Treatment: Treatment of acute viral hepatitis is symptomatic. No specific antiviral is currently available against Hepatitis A and E virus. Patients with acute viral hepatitis should take good nutrition and multivitamins, etc. Parents have misconceptions about the restriction of diet for children with jaundice. They give only boiled rice and dal and glucose water and fruit juices to the children once they noticed jaundice. This practice is detrimental for the patients as this further decreases the child’s appetite and hence dietary intake. Patients need to be hospitalized in case of persistent vomiting, poor oral intake, altered sensorium, unconsciousness, and bleeding.

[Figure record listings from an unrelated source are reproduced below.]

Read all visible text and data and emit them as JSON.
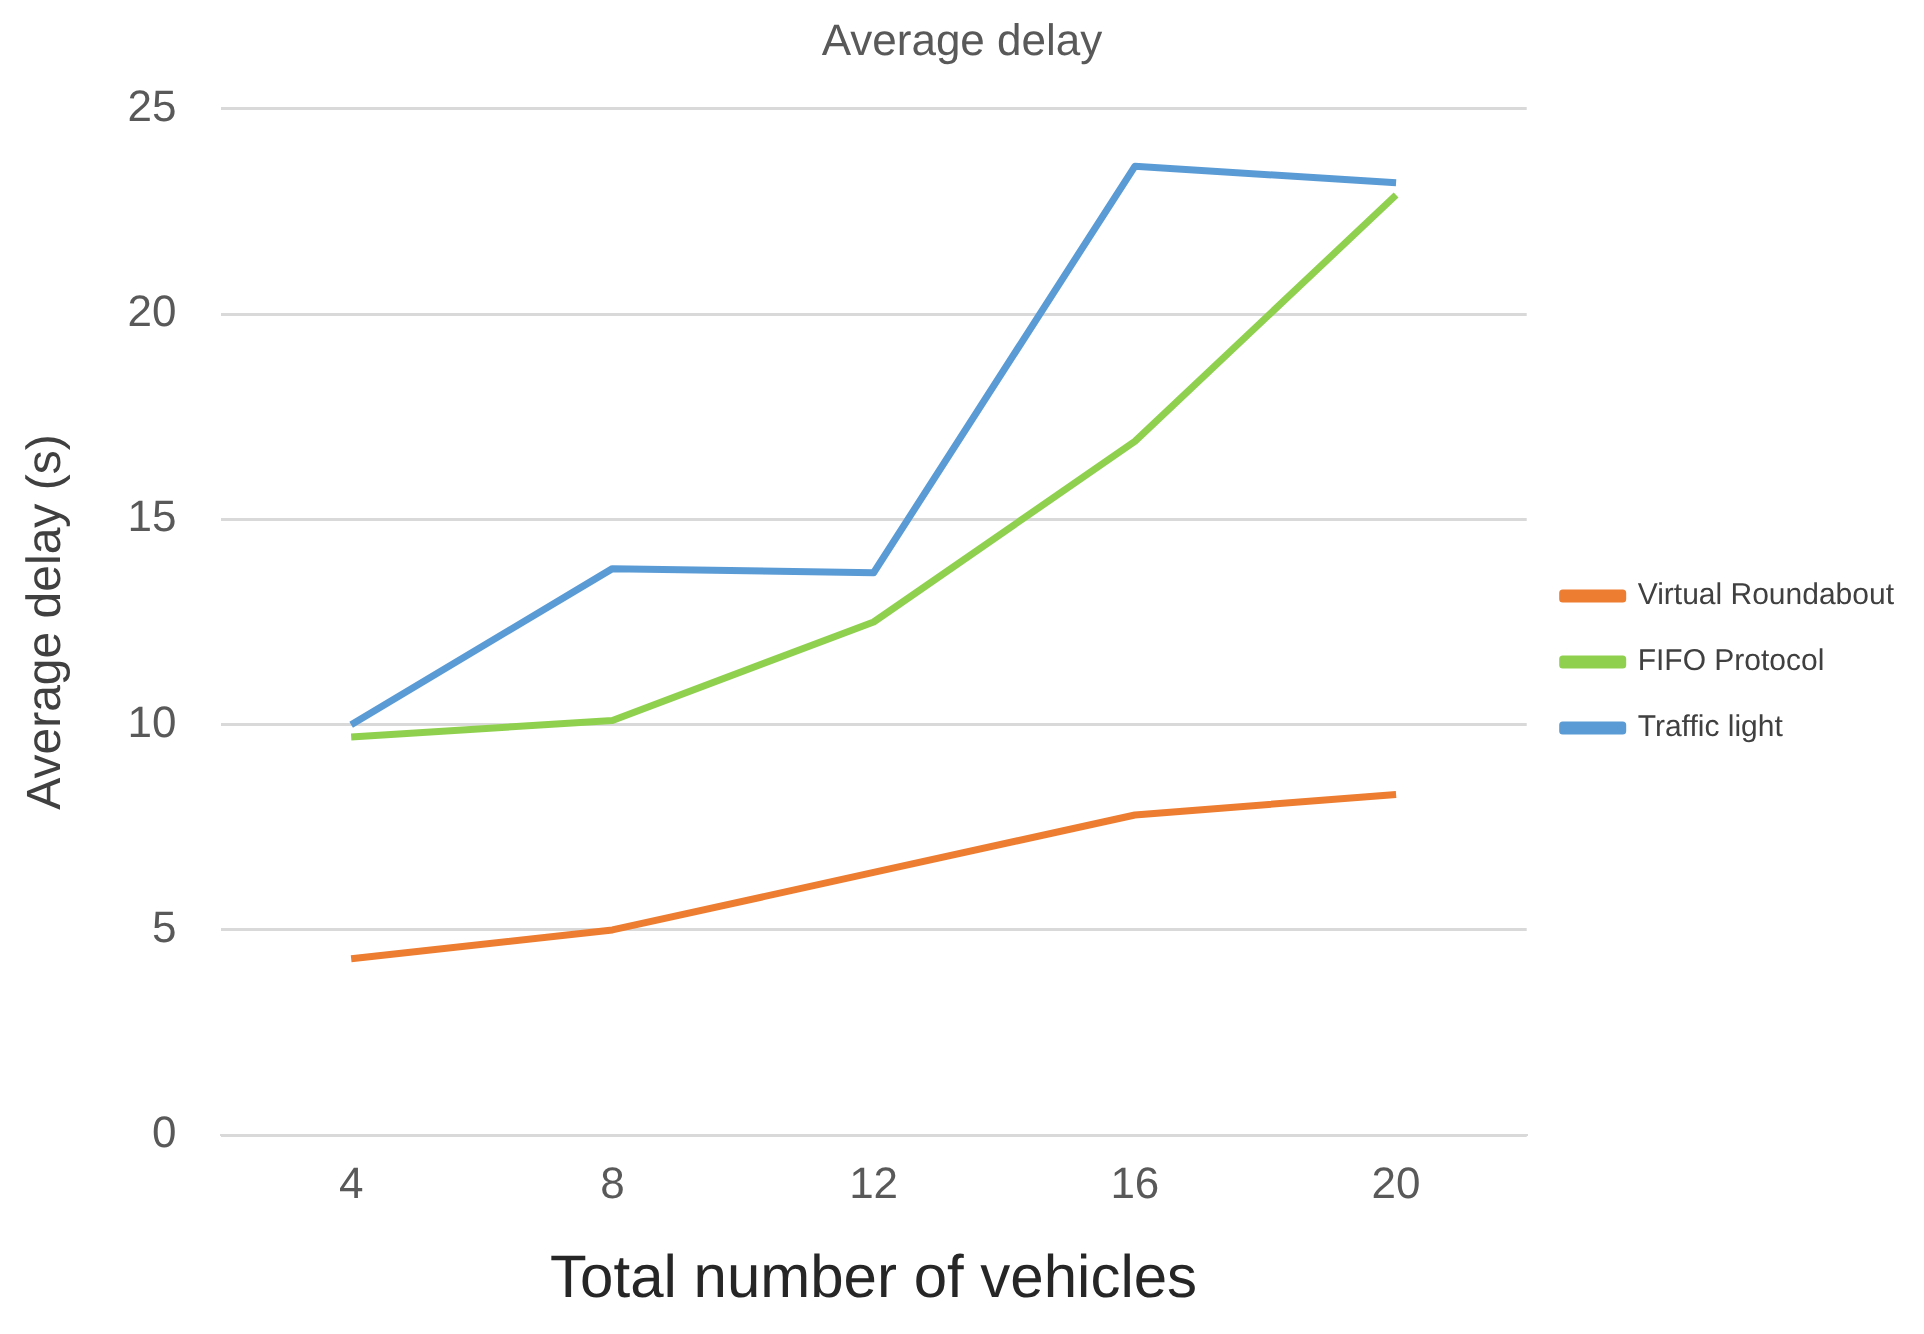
{
  "chart_data": {
    "type": "line",
    "title": "Average delay",
    "xlabel": "Total number of vehicles",
    "ylabel": "Average delay (s)",
    "categories": [
      "4",
      "8",
      "12",
      "16",
      "20"
    ],
    "series": [
      {
        "name": "Virtual Roundabout",
        "color": "#ed7d31",
        "values": [
          4.3,
          5.0,
          6.4,
          7.8,
          8.3
        ]
      },
      {
        "name": "FIFO Protocol",
        "color": "#8fd14f",
        "values": [
          9.7,
          10.1,
          12.5,
          16.9,
          22.9
        ]
      },
      {
        "name": "Traffic light",
        "color": "#5b9bd5",
        "values": [
          10.0,
          13.8,
          13.7,
          23.6,
          23.2
        ]
      }
    ],
    "ylim": [
      0,
      25
    ],
    "yticks": [
      0,
      5,
      10,
      15,
      20,
      25
    ],
    "grid": "y",
    "legend": "right",
    "marker": "none",
    "line_style": "solid"
  }
}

Hepatitis B and C are treated with antiviral drugs which are very effective. With the availability of highly effective antiviral medicines, Hepatitis C is almost 98% curable.
In some rare instances, patients may need liver transplantation; in cases where patients develop acute liver failure, and complications of chronic liver disease (Hepatitis B and C infection) like Cirrhosis, Liver Tumor which is usually in adults age (after 40 years of age).
Prevention: As there is no antiviral drug against Hepatitis A and E, prevention is the best strategy. Improvement of sanitation, personal hygiene, avoidance of contaminated food and water (street side foods) are the measures for prevention of Hepatitis A and E viruses. Another effective measure is a vaccination that is available for Hepatitis A. There is no vaccine against Hepatitis E.
Hepatitis B and C can be prevented by avoiding reuse or sharing of a needle and safe sex practice, etc.
Prevention of perinatal transfer of Hepatitis B: Prevention of perinatal transmission of Hepatitis B to the baby is possible with the use of antiviral to the mother during the antenatal period and postnatal period. A baby of Hepatitis B positive mother should be vaccinated against Hepatitis B within 12 hours of birth. With this strategy, the transmission of Hepatitis B from mother to baby can be prevented in almost 95% of cases.